I think you are correct, this is a horses for courses issue. I was brought up on a farm and it was impossible to not know about sex from an early age. And frankly I was a bit shocked at finding that humans went about things much like the bull, stallion and ram with the cow, mare and ewe.
Now if the red blue split on the maps on the USA from last night are correct I'd say the red areas have much the same upbringing since they are all countryside.
The thing is though, what at 12/13/14/15, mayhaps even 11, do we need to know. What information is core at that or any age. Well I would hold it is the fertility cycle. I have known women that hadn't a clue how to make that simple calculation.
You are far from the only area that has such issues though. There seems to be a true distrust of teachers giving out information on that subject that simply wouldn't be there was it another profession. Doctors for instance, nurses even, anyone it seems except teachers. There there is an issue.

Katie said...

Great post. I would add that one thing I learned last year (when I was doing research for the adolescent development class I taught) was that comprehensive sex ed is more than teaching about biology and birth control etc.
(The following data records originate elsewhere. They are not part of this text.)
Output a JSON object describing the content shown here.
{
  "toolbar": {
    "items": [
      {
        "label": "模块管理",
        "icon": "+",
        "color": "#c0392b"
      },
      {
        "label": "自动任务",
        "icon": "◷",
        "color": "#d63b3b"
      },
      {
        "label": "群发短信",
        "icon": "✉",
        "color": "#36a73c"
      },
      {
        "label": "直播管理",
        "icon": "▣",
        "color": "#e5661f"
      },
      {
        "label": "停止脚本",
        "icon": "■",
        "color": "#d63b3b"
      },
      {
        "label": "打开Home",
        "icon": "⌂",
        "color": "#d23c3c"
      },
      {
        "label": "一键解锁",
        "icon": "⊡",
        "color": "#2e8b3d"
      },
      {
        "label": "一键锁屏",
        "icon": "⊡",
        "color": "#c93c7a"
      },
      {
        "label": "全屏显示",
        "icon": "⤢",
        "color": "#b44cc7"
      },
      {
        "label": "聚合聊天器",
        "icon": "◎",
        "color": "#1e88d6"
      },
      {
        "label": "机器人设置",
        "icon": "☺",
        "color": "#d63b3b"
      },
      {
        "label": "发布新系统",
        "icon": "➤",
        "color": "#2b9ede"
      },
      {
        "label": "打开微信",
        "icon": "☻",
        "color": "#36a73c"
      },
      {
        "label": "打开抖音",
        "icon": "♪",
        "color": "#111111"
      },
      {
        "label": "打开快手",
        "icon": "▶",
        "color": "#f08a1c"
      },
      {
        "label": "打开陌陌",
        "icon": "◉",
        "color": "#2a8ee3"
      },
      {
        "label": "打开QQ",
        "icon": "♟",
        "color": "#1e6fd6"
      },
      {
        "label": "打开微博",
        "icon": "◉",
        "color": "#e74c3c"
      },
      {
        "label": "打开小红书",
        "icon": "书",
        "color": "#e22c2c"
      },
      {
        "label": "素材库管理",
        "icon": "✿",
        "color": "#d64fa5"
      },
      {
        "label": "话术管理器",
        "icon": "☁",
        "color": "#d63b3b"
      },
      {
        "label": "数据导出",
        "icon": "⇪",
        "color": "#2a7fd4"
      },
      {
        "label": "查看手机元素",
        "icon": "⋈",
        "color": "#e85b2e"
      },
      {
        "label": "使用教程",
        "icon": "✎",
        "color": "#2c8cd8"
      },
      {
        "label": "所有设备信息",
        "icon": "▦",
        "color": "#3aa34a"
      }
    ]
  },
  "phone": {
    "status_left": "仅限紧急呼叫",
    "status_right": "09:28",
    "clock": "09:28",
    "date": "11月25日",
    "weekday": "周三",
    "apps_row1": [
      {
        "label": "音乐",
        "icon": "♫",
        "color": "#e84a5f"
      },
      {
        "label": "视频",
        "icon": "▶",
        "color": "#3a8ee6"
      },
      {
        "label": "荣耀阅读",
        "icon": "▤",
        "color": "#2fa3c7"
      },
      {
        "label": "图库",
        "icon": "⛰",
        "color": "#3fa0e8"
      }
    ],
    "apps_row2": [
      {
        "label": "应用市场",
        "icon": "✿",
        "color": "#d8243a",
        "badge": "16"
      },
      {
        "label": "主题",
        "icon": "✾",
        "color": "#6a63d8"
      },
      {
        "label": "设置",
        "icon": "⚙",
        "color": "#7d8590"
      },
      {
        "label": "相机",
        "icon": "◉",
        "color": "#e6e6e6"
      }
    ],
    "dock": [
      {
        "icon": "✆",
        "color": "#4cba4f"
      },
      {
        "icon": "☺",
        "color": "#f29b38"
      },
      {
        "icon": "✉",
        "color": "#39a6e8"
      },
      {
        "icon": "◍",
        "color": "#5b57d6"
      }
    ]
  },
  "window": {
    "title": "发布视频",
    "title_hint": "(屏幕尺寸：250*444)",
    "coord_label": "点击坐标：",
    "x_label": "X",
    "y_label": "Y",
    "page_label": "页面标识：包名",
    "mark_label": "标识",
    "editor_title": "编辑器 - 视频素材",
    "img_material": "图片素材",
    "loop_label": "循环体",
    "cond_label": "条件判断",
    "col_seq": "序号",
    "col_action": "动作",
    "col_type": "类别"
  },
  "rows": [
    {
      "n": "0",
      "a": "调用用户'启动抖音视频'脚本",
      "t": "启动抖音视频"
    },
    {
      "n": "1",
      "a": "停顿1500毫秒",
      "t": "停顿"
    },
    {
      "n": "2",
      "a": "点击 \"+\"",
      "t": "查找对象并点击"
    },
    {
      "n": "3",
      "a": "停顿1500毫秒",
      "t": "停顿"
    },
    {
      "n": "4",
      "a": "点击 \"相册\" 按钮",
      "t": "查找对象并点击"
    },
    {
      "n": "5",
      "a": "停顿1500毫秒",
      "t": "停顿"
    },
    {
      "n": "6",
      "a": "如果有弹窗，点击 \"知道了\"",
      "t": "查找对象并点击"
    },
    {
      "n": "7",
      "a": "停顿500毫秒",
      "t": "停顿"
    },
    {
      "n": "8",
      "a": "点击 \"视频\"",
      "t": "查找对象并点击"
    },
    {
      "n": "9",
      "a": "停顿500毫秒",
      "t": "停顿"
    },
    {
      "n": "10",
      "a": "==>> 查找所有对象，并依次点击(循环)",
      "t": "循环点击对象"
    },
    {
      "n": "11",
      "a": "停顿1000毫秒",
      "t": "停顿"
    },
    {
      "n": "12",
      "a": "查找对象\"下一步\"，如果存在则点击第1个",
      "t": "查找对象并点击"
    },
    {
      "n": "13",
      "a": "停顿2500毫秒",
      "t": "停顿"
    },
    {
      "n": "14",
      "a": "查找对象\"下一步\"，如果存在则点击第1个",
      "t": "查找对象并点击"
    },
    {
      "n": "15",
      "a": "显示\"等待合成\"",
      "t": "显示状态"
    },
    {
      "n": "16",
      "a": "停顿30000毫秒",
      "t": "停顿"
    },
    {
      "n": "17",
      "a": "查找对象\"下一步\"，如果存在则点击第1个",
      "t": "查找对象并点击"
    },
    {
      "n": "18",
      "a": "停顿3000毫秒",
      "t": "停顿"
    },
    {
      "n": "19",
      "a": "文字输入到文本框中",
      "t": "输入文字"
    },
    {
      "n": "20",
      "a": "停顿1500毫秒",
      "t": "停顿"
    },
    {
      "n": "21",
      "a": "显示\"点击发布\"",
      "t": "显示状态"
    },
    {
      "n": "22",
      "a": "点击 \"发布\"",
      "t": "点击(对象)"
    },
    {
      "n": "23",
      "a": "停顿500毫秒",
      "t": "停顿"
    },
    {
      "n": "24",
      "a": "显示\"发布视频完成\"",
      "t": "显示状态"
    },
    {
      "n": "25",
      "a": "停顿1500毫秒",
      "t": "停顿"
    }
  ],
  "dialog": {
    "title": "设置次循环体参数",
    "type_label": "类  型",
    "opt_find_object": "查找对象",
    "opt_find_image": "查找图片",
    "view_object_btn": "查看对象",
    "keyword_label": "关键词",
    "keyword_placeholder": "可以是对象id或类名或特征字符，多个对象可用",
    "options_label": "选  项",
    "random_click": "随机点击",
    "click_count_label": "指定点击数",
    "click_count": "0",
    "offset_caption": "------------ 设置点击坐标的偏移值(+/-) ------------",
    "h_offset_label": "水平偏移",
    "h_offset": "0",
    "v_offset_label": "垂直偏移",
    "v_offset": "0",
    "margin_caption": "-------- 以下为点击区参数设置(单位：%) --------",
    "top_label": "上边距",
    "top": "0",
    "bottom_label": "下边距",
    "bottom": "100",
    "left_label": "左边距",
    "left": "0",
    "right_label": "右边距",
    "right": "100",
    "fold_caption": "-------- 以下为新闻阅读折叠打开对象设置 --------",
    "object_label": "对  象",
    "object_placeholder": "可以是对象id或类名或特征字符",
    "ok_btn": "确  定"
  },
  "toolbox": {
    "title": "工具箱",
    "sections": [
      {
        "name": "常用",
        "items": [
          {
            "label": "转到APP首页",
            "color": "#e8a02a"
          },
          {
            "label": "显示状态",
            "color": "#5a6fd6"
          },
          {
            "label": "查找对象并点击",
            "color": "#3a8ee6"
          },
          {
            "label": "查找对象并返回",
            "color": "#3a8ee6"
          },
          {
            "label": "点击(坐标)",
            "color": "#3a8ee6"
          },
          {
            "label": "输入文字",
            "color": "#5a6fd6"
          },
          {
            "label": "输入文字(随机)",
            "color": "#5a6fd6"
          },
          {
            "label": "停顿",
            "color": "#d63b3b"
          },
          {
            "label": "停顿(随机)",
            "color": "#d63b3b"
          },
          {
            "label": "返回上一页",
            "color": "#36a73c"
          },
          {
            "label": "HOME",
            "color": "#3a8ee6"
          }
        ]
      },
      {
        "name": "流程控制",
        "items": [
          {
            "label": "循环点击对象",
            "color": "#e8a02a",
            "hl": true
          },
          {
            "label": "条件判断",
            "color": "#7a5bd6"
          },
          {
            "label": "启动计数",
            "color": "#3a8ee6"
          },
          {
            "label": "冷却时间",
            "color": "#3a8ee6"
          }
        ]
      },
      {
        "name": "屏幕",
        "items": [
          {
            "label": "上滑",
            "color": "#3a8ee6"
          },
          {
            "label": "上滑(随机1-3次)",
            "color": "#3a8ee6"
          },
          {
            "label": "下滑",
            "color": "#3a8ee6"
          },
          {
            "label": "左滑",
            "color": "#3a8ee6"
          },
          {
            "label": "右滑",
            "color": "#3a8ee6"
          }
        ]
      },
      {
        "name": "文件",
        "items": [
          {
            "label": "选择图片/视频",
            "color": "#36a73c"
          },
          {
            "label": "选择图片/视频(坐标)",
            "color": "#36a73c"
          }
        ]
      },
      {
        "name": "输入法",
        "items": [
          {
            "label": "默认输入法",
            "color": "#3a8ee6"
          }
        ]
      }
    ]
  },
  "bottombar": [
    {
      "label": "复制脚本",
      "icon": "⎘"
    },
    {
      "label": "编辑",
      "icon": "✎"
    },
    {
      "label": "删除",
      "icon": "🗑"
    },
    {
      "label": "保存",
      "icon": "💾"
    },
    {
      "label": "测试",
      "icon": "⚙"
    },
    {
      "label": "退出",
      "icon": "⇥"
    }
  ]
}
Even though those topics are super important, comprehensive sex ed should also include how to make decisions about your own sexuality and stand by those decisions, and how to deal with unwanted sexual advances or pressure. As you suggest in your post, I think teaching the social/cultural aspects surrounding sex and how to make your own decisions about your sexuality is super important.

Katie said...

I looked back at my notes for things that should be included in a comprehensive sex ed program. They include: info about contraceptions, STDs, and pregnancy; learning how to refuse unwanted sex; learning how to avoid unintended sex; increasing motivation for safe sex; and changing perceptions about peer norms and attitudes (many teens think that everyone is having sex etc).

Anonymous said...

@katie; I think what you've just listed is what has parents bilking at allowing their teens access to sex ed. You've scared the bejapers out of me and I've no kids.
You want to inform kids, not terrify them. And delivering societal fears of a raft of teen pregnancies and a pandemic of STDs into the ears of a 14 year old is a waste of energy. They just don't think like that. They have a very narrow band of those they listen(a year above and a very few adults)and if you aren't in that band you are white noise.

mkgs said...

I love how clearly you write about these things, Blythe. This was my favorite: "Values need to be taught at home. If you send your kid to school, then they should be given an accurate education. They can then apply their values to the knowledge." I can't believe how hard a concept this is to get across, because it's just so simple. Perfect.